Each record is cryptographically time-stamped and anchored on-chain before being passed to independent validators to thwart “any attempt to withhold or manipulate information visible rather than hidden,” as BayaniChain’s chief growth officer and co-founder, Gelo Wong confirmed.

Validators include civic organizations, non-governmental groups, universities, and media institutions, whose reviews and attestations are logged as public records. Their keys will be secured with hardware protections, rotated periodically, and distributed randomly for each review. 

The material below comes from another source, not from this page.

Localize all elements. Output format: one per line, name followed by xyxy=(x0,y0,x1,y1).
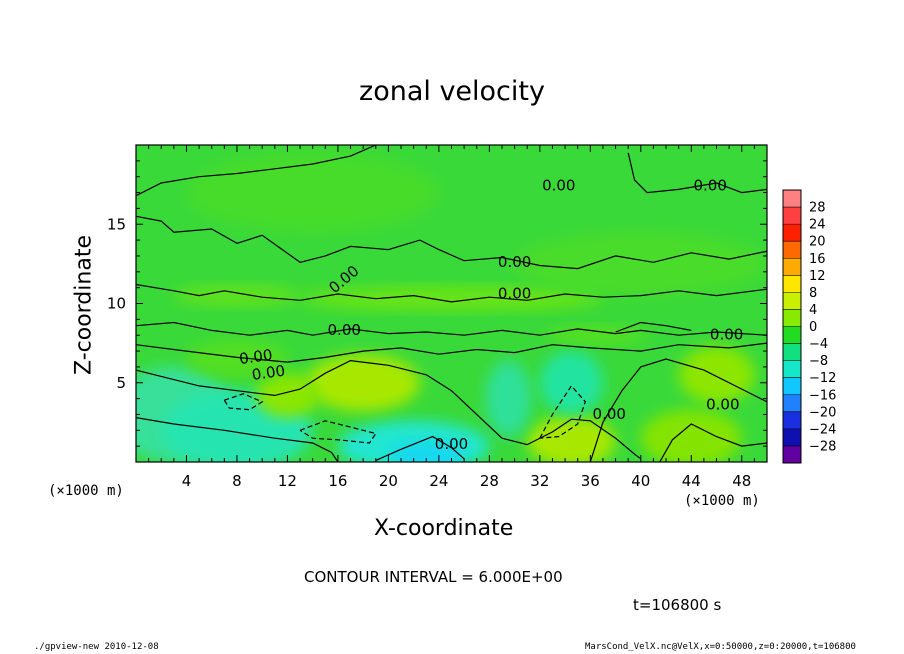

Wong explained that every action by a validator is also recorded as its own public asset to spot misconduct or bias. Wong explained that the validation process will occur through a one-organization-one-vote model.

Corruption exposed by flooding incidents

Since President Marcos Jr. took office in 2022, his administration has rolled out 9,855 flood-control projects nationwide worth 546 billion pesos ($9.5 billion). 

Many other initiatives that predated his term were intended to help parts of the country battling typhoons and flooding, which have been devastating the Southeast Asian nation for decades.

However, persistent flooding this year, including in urban centers, has exposed the government’s response shortcomings. Citizens have voiced their frustration on social media, questioning how billions in public funds had been used when many flood-control systems failed to protect communities.

“There’s a Tree of Emptiness plaguing my country. It’s called ‘Corruption'”. It’s time we cut it down! I stand with my fellow countrymen,” said one disgruntled native.

Senate inquiries in September, and witnesses testified that government engineers, politicians, and private contractors have “skimmed” funds through kickbacks from flood-control contracts.